12) If no update in 7.1, we do an INSERT into Test.t1.
13) We execute the following steps in parallel.
      1) If no update in 1, we do a single-AMP UPDATE from 
         Test.t12 by way of the primary index Test.t12.x12 = 10 
         with no residual conditions.
      2) If no update in 13.1, we do a single-AMP UPDATE 
         from Test.t13 by way of the primary index Test.t13.x13 = 11 
         with no residual conditions. If the row cannot be found, 
         then we do an INSERT into Test.t13.
14) If no update in 13.1, we do a single-AMP UPDATE from Test.t14 
    by way of the primary index Test.t14.x14 = 12 with no residual 
    conditions. If the row cannot be found,then we do an INSERT into 
    Test.t14.
15) If no update in 13.1, we do an INSERT into Test.t12.
16) If no update in 13.1, we do a single-AMP UPDATE from Test.t15 
    by way of the primary index Test.t15.x15 = 13 with no residual 
    conditions. If the row cannot be found,then we do an INSERT into
    Test.t15.
17) If no update in 13.1, we do a single-AMP UPDATE from Test.t16 
    by way of the primary index Test.t16.x16 = 13 with no residual 
    conditions. If the row cannot be found,then we do an INSERT into
    Test.t16.
18) We execute the following steps in parallel.
      1) If no update in 1, we do a single-AMP UPDATE from Test.t17 
         by way of the primary index Test.t17.x17 = 10 with no
         residual conditions.
      2) If no update in 18.1, we do a single-AMP UPDATE from 
         Test.t18 by way of the primary index Test.t18.x18 = 11 
         with no residual conditions. If the row cannot be found,
         then we do an INSERT into Test.t18.
19) If no update in 18.1, we do a single-AMP UPDATE from Test.t19 
    by way of the primary index Test.t19.x19 = 12 with no residual 
    conditions. If the row cannot be found, then we do an INSERT into 
    Test.t19.
20) If no update in 18.1, we do an INSERT into Test.t17.
21) If no update in 18.1, we do a single-AMP UPDATE from Test.t20 
    by way of the primary index Test.t20.x20 = 13 with no residual 
    conditions. If the row cannot be found, then we do an INSERT into 
    Test.t20.
22) If no update in 18.1, we do a single-AMP UPDATE from Test.t21 
    by way of the primary index Test.t21.x21 = 13 with no residual 
    conditions. If the row cannot be found, then we do an INSERT into 
    Test.t21.
...

Notice the instances of the phrase “If no update in <step number>” in steps 2.2, 3, 4, 5, 6, 7.2, 8, 9, 10, 11, 12, 13.1, 13.2, 14, 15, 16, 17, 18.1, 18.2, 19, 20, 21,and 22, indicating operations that are performed only if an update does not succeed.

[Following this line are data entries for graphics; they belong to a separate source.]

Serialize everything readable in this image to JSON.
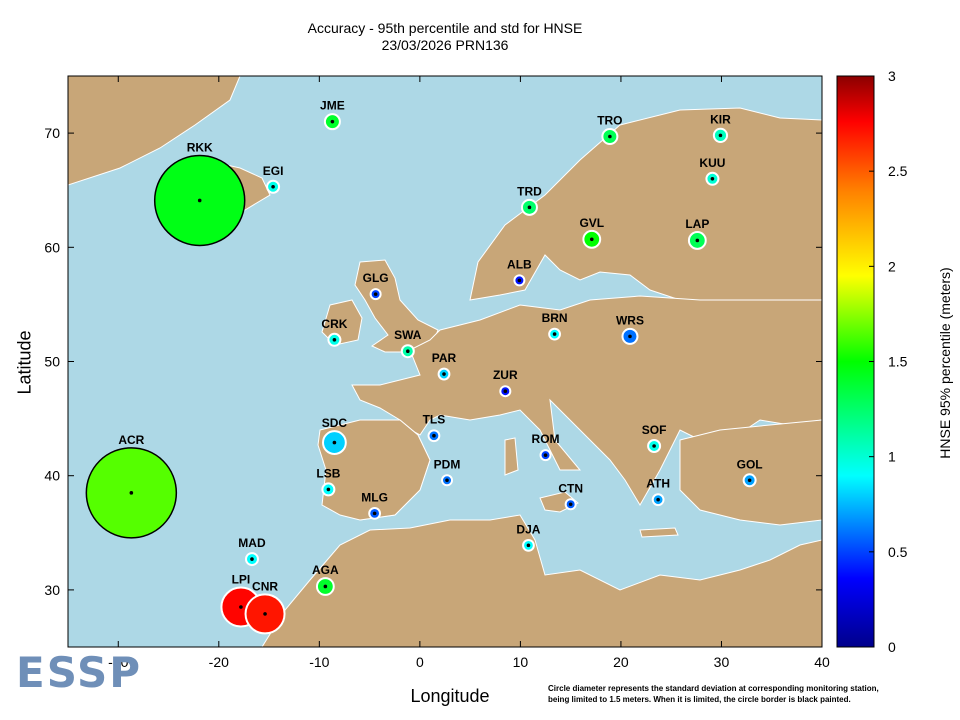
{
  "title": "Accuracy - 95th percentile and std for HNSE",
  "subtitle": "23/03/2026 PRN136",
  "xlabel": "Longitude",
  "ylabel": "Latitude",
  "colorbar_label": "HNSE 95% percentile (meters)",
  "note_line1": "Circle diameter represents the standard deviation at corresponding monitoring station,",
  "note_line2": "being limited to 1.5 meters. When it is limited, the circle border is black painted.",
  "logo_text": "ESSP",
  "colors": {
    "sea": "#add8e6",
    "land": "#c8a678",
    "border": "#ffffff"
  },
  "chart_data": {
    "type": "scatter",
    "xlim": [
      -35,
      40
    ],
    "ylim": [
      25,
      75
    ],
    "xticks": [
      -30,
      -20,
      -10,
      0,
      10,
      20,
      30,
      40
    ],
    "yticks": [
      30,
      40,
      50,
      60,
      70
    ],
    "colorbar": {
      "min": 0,
      "max": 3,
      "ticks": [
        "0",
        "0.5",
        "1",
        "1.5",
        "2",
        "2.5",
        "3"
      ]
    },
    "stations": [
      {
        "name": "JME",
        "lon": -8.7,
        "lat": 71.0,
        "hnse95": 1.4,
        "std": 0.25,
        "limited": false
      },
      {
        "name": "TRO",
        "lon": 18.9,
        "lat": 69.7,
        "hnse95": 1.3,
        "std": 0.25,
        "limited": false
      },
      {
        "name": "KIR",
        "lon": 29.9,
        "lat": 69.8,
        "hnse95": 1.05,
        "std": 0.22,
        "limited": false
      },
      {
        "name": "EGI",
        "lon": -14.6,
        "lat": 65.3,
        "hnse95": 0.95,
        "std": 0.2,
        "limited": false
      },
      {
        "name": "RKK",
        "lon": -21.9,
        "lat": 64.1,
        "hnse95": 1.45,
        "std": 1.5,
        "limited": true
      },
      {
        "name": "KUU",
        "lon": 29.1,
        "lat": 66.0,
        "hnse95": 1.0,
        "std": 0.2,
        "limited": false
      },
      {
        "name": "TRD",
        "lon": 10.9,
        "lat": 63.5,
        "hnse95": 1.25,
        "std": 0.25,
        "limited": false
      },
      {
        "name": "GVL",
        "lon": 17.1,
        "lat": 60.7,
        "hnse95": 1.5,
        "std": 0.28,
        "limited": false
      },
      {
        "name": "LAP",
        "lon": 27.6,
        "lat": 60.6,
        "hnse95": 1.3,
        "std": 0.28,
        "limited": false
      },
      {
        "name": "ALB",
        "lon": 9.9,
        "lat": 57.1,
        "hnse95": 0.4,
        "std": 0.12,
        "limited": false
      },
      {
        "name": "GLG",
        "lon": -4.4,
        "lat": 55.9,
        "hnse95": 0.5,
        "std": 0.12,
        "limited": false
      },
      {
        "name": "CRK",
        "lon": -8.5,
        "lat": 51.9,
        "hnse95": 0.95,
        "std": 0.2,
        "limited": false
      },
      {
        "name": "SWA",
        "lon": -1.2,
        "lat": 50.9,
        "hnse95": 1.1,
        "std": 0.2,
        "limited": false
      },
      {
        "name": "BRN",
        "lon": 13.4,
        "lat": 52.4,
        "hnse95": 0.9,
        "std": 0.18,
        "limited": false
      },
      {
        "name": "WRS",
        "lon": 20.9,
        "lat": 52.2,
        "hnse95": 0.6,
        "std": 0.25,
        "limited": false
      },
      {
        "name": "PAR",
        "lon": 2.4,
        "lat": 48.9,
        "hnse95": 0.8,
        "std": 0.18,
        "limited": false
      },
      {
        "name": "ZUR",
        "lon": 8.5,
        "lat": 47.4,
        "hnse95": 0.4,
        "std": 0.15,
        "limited": false
      },
      {
        "name": "TLS",
        "lon": 1.4,
        "lat": 43.5,
        "hnse95": 0.6,
        "std": 0.18,
        "limited": false
      },
      {
        "name": "SDC",
        "lon": -8.5,
        "lat": 42.9,
        "hnse95": 0.8,
        "std": 0.38,
        "limited": false
      },
      {
        "name": "ROM",
        "lon": 12.5,
        "lat": 41.8,
        "hnse95": 0.5,
        "std": 0.15,
        "limited": false
      },
      {
        "name": "SOF",
        "lon": 23.3,
        "lat": 42.6,
        "hnse95": 0.95,
        "std": 0.2,
        "limited": false
      },
      {
        "name": "GOL",
        "lon": 32.8,
        "lat": 39.6,
        "hnse95": 0.7,
        "std": 0.2,
        "limited": false
      },
      {
        "name": "ACR",
        "lon": -28.7,
        "lat": 38.5,
        "hnse95": 1.65,
        "std": 1.5,
        "limited": true
      },
      {
        "name": "LSB",
        "lon": -9.1,
        "lat": 38.8,
        "hnse95": 0.9,
        "std": 0.2,
        "limited": false
      },
      {
        "name": "PDM",
        "lon": 2.7,
        "lat": 39.6,
        "hnse95": 0.6,
        "std": 0.15,
        "limited": false
      },
      {
        "name": "MLG",
        "lon": -4.5,
        "lat": 36.7,
        "hnse95": 0.55,
        "std": 0.18,
        "limited": false
      },
      {
        "name": "CTN",
        "lon": 15.0,
        "lat": 37.5,
        "hnse95": 0.55,
        "std": 0.15,
        "limited": false
      },
      {
        "name": "ATH",
        "lon": 23.7,
        "lat": 37.9,
        "hnse95": 0.7,
        "std": 0.18,
        "limited": false
      },
      {
        "name": "DJA",
        "lon": 10.8,
        "lat": 33.9,
        "hnse95": 0.9,
        "std": 0.18,
        "limited": false
      },
      {
        "name": "MAD",
        "lon": -16.7,
        "lat": 32.7,
        "hnse95": 0.9,
        "std": 0.2,
        "limited": false
      },
      {
        "name": "AGA",
        "lon": -9.4,
        "lat": 30.3,
        "hnse95": 1.4,
        "std": 0.28,
        "limited": false
      },
      {
        "name": "LPI",
        "lon": -17.8,
        "lat": 28.5,
        "hnse95": 2.75,
        "std": 0.65,
        "limited": false
      },
      {
        "name": "CNR",
        "lon": -15.4,
        "lat": 27.9,
        "hnse95": 2.7,
        "std": 0.65,
        "limited": false
      }
    ]
  }
}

Only steps 1 and 12 relate directly to the atomic upsert statement. The other steps all perform triggered actions specified by the triggers.

Also note that steps 13.1 and 18.1 are based on the action in step 1, because the triggers r16 and r21 are defined with an insert triggering statement on the subject table t1.

EXPLAIN Request Modifier Terminology for These Examples

New terminology in this set of EXPLAIN reports is defined as follows:

Phrase Definition
if no update in <step number> The match condition for the update phase was not met, so the conditional insert phase will be performed.

<step number> indicates the MERGE update step.

if <step number> not executed, Indicates the action taken if the first step in an UPDATE block in not performed.

Reported only if <step number> is greater than 1.